Over-protection cripples children
Katie van Schaijik | Feb 20, 2014
I'm reading a book about a young woman's escape from the Jehovah's Witnesses when she was 18. Her mother had been a fanatical devotee for ten years, blighting her youth with excessive control. It's not a very good book; I don't recommend it. But it has its insights. I'm thinking about this one today:
My parents had failed to follow through on the most important obligation they had as parents. They had failed to create autonomy in me by letting me experience life— good and bad— providing guidance and emotional support when I needed it.
I think there's a lot to this, though, speaking as a parent (soon to be grandparent!), living in a society aggressively hostile to the values I most cherish and strive to instill in my children, it's a really hard one to live by. The overwhelming urge (at least for someone like me) it to try to protect the child from evil influences and from his own bad choices. Call it fear-based parenting.
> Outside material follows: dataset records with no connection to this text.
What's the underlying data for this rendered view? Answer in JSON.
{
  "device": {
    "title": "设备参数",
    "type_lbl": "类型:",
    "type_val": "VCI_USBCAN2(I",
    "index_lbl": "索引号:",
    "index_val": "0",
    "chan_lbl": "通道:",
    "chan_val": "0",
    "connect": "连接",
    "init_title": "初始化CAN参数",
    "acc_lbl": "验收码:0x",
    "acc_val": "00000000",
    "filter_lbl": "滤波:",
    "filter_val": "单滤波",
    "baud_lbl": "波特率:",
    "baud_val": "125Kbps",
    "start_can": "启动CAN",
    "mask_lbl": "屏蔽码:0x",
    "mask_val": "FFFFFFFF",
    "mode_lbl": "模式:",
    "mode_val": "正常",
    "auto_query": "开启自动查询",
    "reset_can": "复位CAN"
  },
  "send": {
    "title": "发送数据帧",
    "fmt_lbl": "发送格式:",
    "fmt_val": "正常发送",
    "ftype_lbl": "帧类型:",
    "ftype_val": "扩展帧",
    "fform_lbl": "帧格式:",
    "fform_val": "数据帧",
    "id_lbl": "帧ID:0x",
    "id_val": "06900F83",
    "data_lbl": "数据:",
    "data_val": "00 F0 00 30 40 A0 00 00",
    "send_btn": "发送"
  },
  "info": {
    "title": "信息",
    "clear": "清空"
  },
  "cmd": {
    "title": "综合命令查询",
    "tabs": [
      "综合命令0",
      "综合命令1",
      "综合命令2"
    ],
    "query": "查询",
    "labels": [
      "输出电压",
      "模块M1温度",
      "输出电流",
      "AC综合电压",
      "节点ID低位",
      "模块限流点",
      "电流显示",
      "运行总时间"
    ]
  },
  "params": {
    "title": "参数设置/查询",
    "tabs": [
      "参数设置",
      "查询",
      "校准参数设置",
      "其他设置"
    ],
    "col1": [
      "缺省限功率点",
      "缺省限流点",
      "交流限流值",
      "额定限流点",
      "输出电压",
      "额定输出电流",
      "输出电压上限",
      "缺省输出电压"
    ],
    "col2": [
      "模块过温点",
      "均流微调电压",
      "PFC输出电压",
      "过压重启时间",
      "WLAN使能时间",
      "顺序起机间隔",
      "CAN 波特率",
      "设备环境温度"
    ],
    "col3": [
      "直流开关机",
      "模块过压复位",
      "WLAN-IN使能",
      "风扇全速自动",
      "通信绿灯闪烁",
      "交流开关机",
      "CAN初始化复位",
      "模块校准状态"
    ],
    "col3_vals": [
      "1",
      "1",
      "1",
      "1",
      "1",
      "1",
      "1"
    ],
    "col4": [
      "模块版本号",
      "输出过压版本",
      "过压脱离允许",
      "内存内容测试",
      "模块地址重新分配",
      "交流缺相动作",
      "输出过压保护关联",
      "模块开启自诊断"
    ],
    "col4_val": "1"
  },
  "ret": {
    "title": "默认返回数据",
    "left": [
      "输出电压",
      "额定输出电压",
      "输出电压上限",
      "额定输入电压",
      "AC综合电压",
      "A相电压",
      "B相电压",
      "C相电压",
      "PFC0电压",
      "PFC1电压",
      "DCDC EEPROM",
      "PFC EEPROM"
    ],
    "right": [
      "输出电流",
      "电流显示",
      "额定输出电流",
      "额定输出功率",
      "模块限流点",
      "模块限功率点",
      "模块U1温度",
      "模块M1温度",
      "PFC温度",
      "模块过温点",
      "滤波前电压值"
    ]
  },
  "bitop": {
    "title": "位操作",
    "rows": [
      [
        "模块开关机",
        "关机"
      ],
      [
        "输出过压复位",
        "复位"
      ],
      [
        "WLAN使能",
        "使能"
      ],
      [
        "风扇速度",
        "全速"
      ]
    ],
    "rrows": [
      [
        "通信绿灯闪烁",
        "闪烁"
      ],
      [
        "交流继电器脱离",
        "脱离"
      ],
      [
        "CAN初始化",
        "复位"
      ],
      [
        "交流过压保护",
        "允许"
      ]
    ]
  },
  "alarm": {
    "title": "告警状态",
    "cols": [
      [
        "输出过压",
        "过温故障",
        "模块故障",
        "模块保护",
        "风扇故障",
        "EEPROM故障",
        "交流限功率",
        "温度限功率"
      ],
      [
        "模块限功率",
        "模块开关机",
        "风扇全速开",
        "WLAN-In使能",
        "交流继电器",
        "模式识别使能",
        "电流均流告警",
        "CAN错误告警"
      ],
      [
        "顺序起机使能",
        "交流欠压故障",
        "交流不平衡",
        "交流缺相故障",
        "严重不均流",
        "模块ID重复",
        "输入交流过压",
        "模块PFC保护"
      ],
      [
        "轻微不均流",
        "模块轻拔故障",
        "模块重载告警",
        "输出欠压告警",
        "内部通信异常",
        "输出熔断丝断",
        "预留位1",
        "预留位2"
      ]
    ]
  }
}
I can see that it backfires. We succeed in protecting our children from harm only at the cost of preventing them from achieving the autonmy they need to be confident, mature, self-standing adults. Their sense of themselves and their place in the world is shot-through with unreality. We set them up for bitter disillusionment.
Challenging as the point is, I think it's true that fostering our childrens' personal autonomy by letting them experience their freedom and responsibility as individuals is high on the list of parents' most important duties.